Not only is the country increasingly dependent on foreign oil, but US oil firms are more engaged in foreign exploration than in domestic exploration.
William O'Keefe, chief operating officer of the American Petroleum Institute, says the federal government's policies of "discouraging domestic exploration" have contributed to an 80 percent drop in the number of Americans employed in oil exploration and production and a 30 percent drop in refinery workers.
"The federal government has said `We don't want a domestic petroleum industry,' " Mr. O'Keefe says, "so US companies are taking their money abroad."
In 1982, US oil firms devoted 60 percent of their resources to domestic exploration and 40 percent to prospecting overseas. Today, that ratio is nearly reversed. Of all the US economy's sectors, the oil industry has undergone the most dramatic shift. Suffering more job losses than the imperiled American auto and steel industry combined, the oil industry is in a depression, O'Keefe says.
"We are the world's preeminent oil industry in terms of technology, safety, and performance," he says, "but the significant drop in crude-oil prices during the 1980s, the federal government's undercutting of the energy industry's development, and costly environmental regulations have had a devastating affect."
Energy policy "will definitely be different if Bill Clinton is elected president in November," asserts Adam Sieminski, a financial analyst at the NatWest Investment Banking Group in Washington.
Mr. Sieminski doubts that Governor Clinton will hold to any of what Sieminski says are the four major long-term goals that have driven US energy policy: low energy prices, minimum government intrusion, diversified supply mix, and a competitive global position for US companies. Clinton supports more environmental regulation, which could mean higher pipeline and tanker costs; he opposes off-shore drilling and favors cleaner natural gas.

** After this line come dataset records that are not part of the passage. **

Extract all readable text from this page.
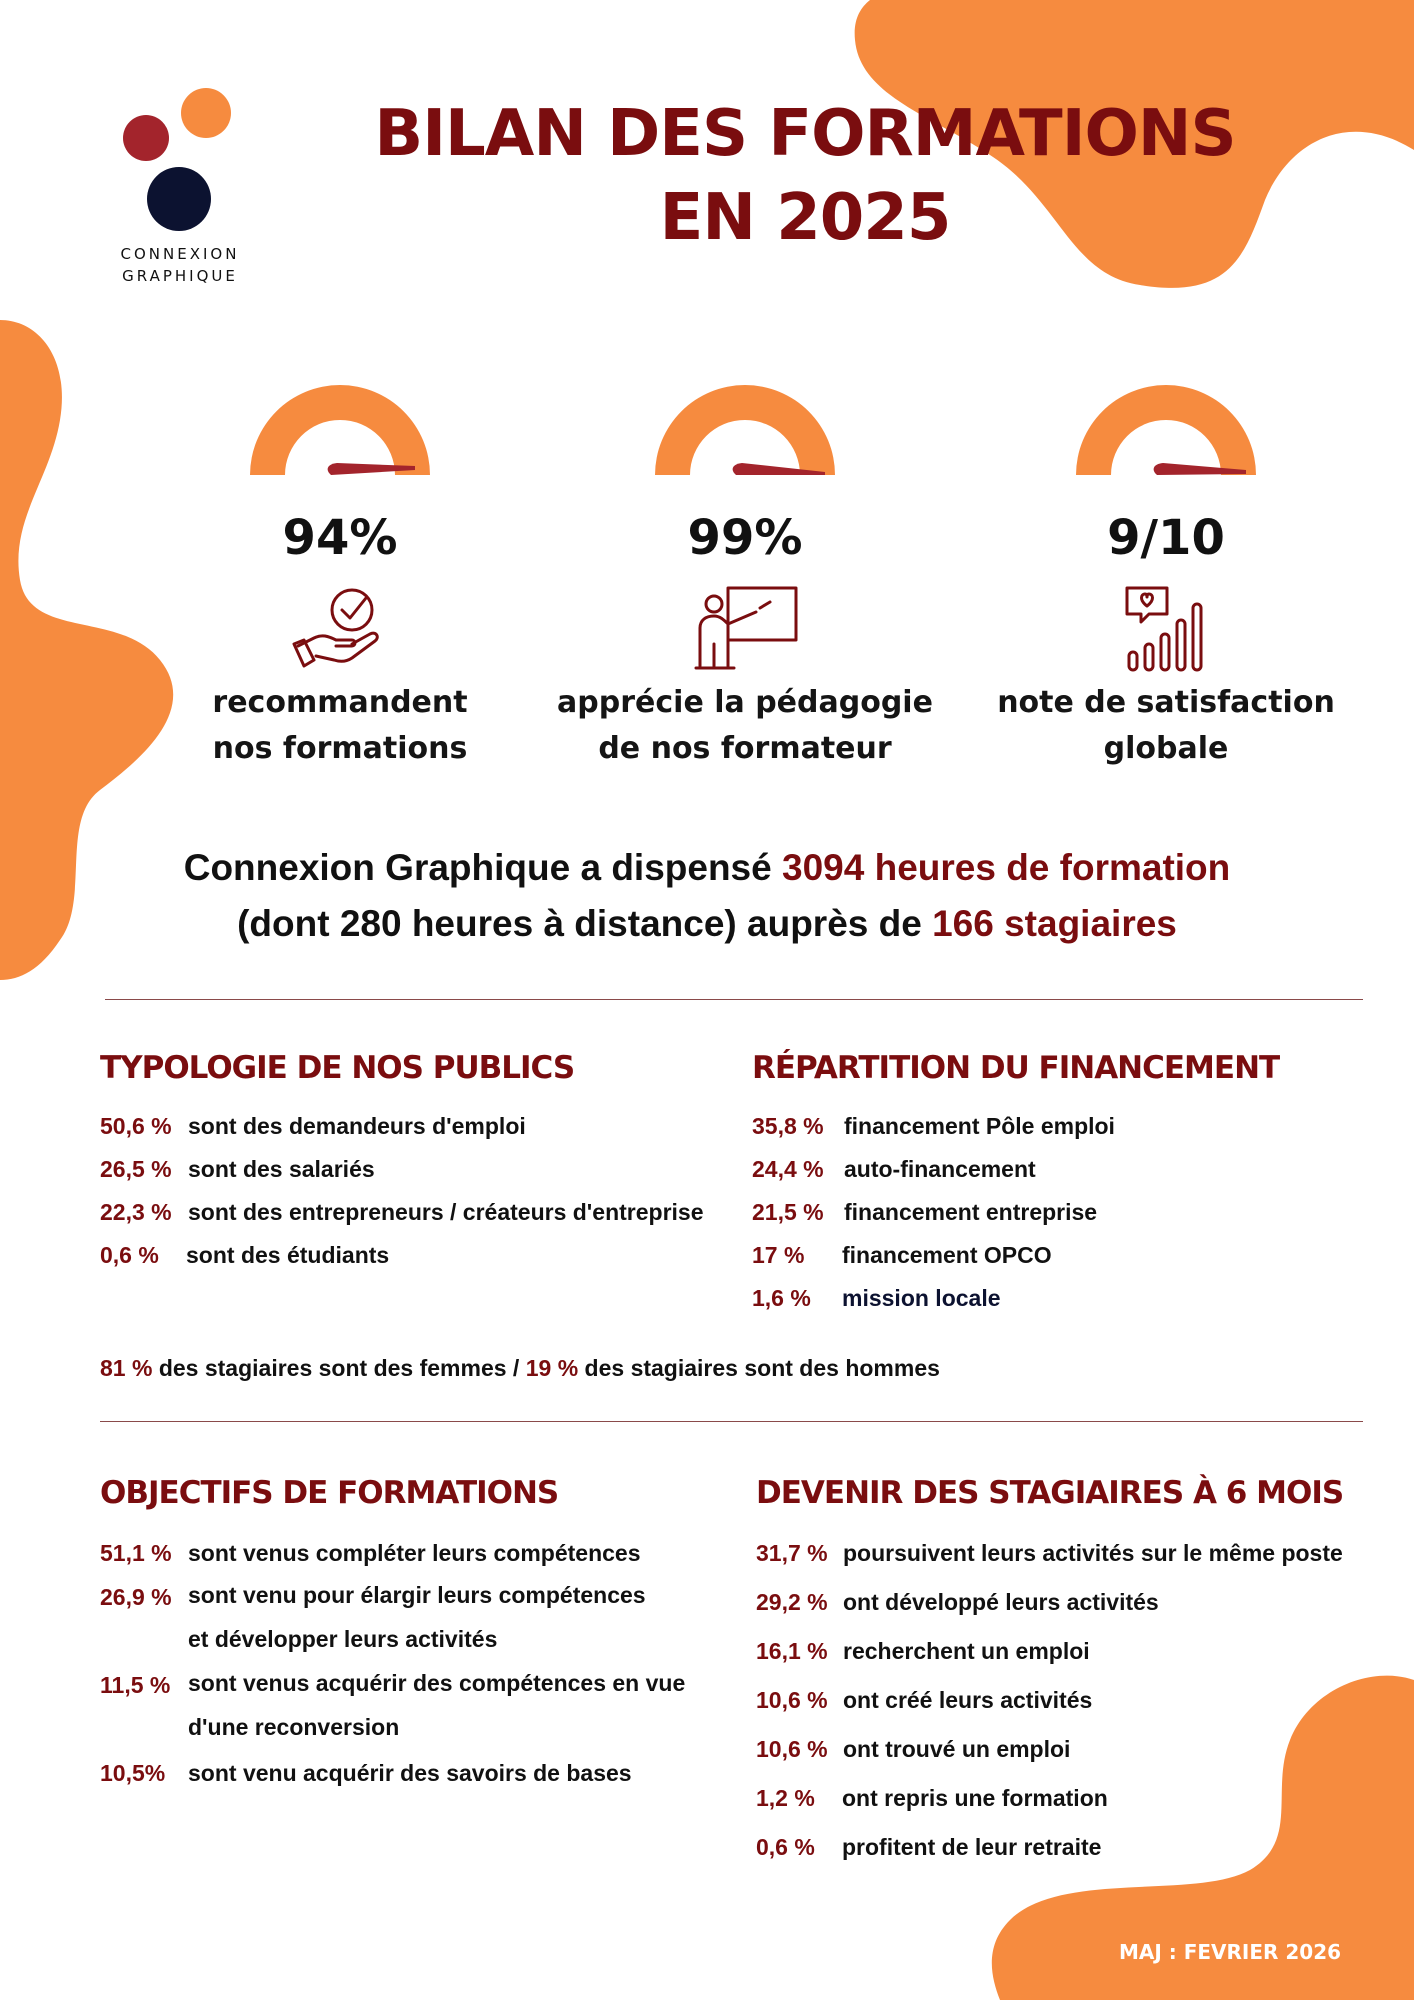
CONNEXION
GRAPHIQUE
BILAN DES FORMATIONS
EN 2025
94%
recommandent
nos formations
99%
apprécie la pédagogie
de nos formateur
9/10
note de satisfaction
globale
Connexion Graphique a dispensé 3094 heures de formation
(dont 280 heures à distance) auprès de 166 stagiaires
TYPOLOGIE DE NOS PUBLICS
50,6 % sont des demandeurs d'emploi
26,5 % sont des salariés
22,3 % sont des entrepreneurs / créateurs d'entreprise
0,6 %	sont des étudiants
RÉPARTITION DU FINANCEMENT
35,8 % financement Pôle emploi
24,4 % auto-financement
21,5 % financement entreprise
17 %	financement OPCO
1,6 %	mission locale
81 % des stagiaires sont des femmes / 19 % des stagiaires sont des hommes
OBJECTIFS DE FORMATIONS
51,1 % sont venus compléter leurs compétences
26,9 % sont venu pour élargir leurs compétences
et développer leurs activités
11,5 % sont venus acquérir des compétences en vue
d'une reconversion
10,5% sont venu acquérir des savoirs de bases
DEVENIR DES STAGIAIRES À 6 MOIS
31,7 % poursuivent leurs activités sur le même poste
29,2 % ont développé leurs activités
16,1 % recherchent un emploi
10,6 % ont créé leurs activités
10,6 % ont trouvé un emploi
1,2 %	ont repris une formation
0,6 %	profitent de leur retraite
MAJ : FEVRIER 2026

O'Keefe says that prospects for the petroleum industry should be dovetailed with the US recovery from recession. "We'll consume more energy as the economy grows. By the end of the decade, we should see up to a 2 percent increase in energy consumption - oil, natural gas, and coal. But if we don't increase domestic production, then we'll see imports climb from our current 50 percent to near 70 percent."
The North American Free Trade Agreement may offer the US a way to lower reliance on Middle Eastern producers and increase development opportunities for US firms in Mexico.
But the agreement will likely enhance US dependence on Mexico, another chief foreign supplier. Last year, one-quarter of US oil imports came from Canada and Mexico, up from 21 percent in 1990.
Bush puts much stock in NAFTA, which is now pending legislators' approval in the US, Canada, and Mexico. US Department of Energy Secretary James Watkins says the accord will create a "more secure future for North American energy markets."
Mr. Ebinger says DOE's focus is more than Mexico can deliver and only stalls the energy debate at home.